Many have sought to link the Ukraine crisis to the security situation in East Asia. Voices have been heard warning that China might follow suit in local territorial disputes, while others argue that due to its own internal problems it will stay quiet. But due to China’s favorable present global position, it can still balance verbal support of sovereignty and nonviolent solutions outside East Asia while remaining assertive in the region. It is thus unlikely to change its regional posture in the near future.
Unlike its regional rivals China has avoided tying down some of its capabilities away from East Asian focal points, and won a 400 billion USD gas deal with Russia (likely at very good conditions) in the process. When it comes to Ukraine, both Russia and the West have tried to woo China and have interpreted the country’s maneuvers as being favorable to their own side. China, however, has stayed mostly neutral, and this has allowed it to demand concessions from both sides.
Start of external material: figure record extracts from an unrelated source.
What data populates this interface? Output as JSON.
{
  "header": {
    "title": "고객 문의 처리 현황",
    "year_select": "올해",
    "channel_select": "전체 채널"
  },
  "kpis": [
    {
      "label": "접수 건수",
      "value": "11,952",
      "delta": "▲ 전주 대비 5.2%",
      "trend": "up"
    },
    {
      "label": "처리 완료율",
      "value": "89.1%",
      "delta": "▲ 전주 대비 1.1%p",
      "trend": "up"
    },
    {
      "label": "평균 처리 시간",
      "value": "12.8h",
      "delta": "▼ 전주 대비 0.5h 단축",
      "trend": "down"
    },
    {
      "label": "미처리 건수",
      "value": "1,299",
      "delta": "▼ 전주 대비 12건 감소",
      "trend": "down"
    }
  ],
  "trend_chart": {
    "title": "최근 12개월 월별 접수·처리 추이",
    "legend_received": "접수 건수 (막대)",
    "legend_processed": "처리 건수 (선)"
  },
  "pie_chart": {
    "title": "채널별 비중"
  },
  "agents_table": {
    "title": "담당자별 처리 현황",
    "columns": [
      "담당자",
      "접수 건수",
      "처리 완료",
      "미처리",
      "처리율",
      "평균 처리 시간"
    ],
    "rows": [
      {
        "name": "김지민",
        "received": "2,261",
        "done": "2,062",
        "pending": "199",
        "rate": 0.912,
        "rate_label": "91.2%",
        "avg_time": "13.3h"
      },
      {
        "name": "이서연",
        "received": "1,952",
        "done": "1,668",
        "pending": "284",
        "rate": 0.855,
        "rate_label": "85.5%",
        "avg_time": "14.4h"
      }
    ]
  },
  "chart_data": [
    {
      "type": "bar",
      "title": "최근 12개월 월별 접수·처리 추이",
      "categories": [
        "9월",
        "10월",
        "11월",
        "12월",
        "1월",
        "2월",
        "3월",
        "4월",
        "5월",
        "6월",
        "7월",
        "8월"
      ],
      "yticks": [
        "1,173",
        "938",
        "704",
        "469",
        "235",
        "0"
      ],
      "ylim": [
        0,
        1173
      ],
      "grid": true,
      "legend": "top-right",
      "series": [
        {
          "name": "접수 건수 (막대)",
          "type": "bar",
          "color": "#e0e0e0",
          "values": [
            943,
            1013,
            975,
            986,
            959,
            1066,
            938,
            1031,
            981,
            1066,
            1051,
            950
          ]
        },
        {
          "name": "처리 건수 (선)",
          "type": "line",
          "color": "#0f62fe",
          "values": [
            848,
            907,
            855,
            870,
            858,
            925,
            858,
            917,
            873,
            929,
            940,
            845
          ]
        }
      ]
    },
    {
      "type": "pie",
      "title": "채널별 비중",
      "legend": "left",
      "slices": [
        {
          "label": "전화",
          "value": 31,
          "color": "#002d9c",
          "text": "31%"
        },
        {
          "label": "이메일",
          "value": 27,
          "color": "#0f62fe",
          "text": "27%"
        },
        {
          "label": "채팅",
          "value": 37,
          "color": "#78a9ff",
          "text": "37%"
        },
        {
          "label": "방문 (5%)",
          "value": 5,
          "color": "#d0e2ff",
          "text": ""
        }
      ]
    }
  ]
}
With the annexation of Crimea, Russia put itself at odds with the West, and China’s (limited) backing has basically become Russia’s life support. Western countries, who feel huge economic interdependence on China and clearly do not want to enter another major Cold War with the combined bloc of Russia and China, will think twice when trying to push China’s buttons. Under these conditions, the all-weather support for China’s rivals in territorial disputes will not be seen by the West as a way of motivating China to stay neutral or even to change sides. Perceptions of regional order will shift in China‘s favor accordingly.
However the type of precedence that the Crimean case presents must now also be differentiated from the disputes in Asia: a region (Crimea) originally recognized as the territory of one country (Ukraine) by everyone (including Russia) was annexed by the latter. The territorial conflicts in South and East China Seas are clearly not comparable cases, nor is Taiwan – they all presently territories which China claims to own, unlike Russia’s previous public view on Crimea. A far more appropriate comparable scenario in Asia would be that of China annexing the Russian Far East, or territories in the Southeast Asian countries, using the pretext of the protection of ethnic Chinese in those regions. While we cannot obviously discard these scenarios in the distant future, at present they are rather unrealistic.
Many of the countries in East Asia did not abandon Russia entirely. Even the strongest regional criticism from Japan falls short when compared to the response from West. A possible explanation would be that the countries in the region interpreted the weight of the first two dimensions of power (state capabilities and structural position) as prevailing against Ukraine. But they are also not willing to openly criticize Russia if it means balancing against China in Asia. The situation China therefore finds itself in seems rather ideal. It has pursued a combination of policies that include lip-service for sovereignty, neutrality and peaceful solutions when it comes to non-essential issues far away from its core region of East Asia, combined with sophisticated assertiveness on its own door-step and “salami-slicing” tactics in its local territorial disputes. There is every reason to expect that it will continue with the policies that brought it to the favorable position it presently enjoys. China is thus unlikely to pursue any significant policy shifts in the near future – neither toward all-out annexations nor toward significantly downgrading its assertive regional posture.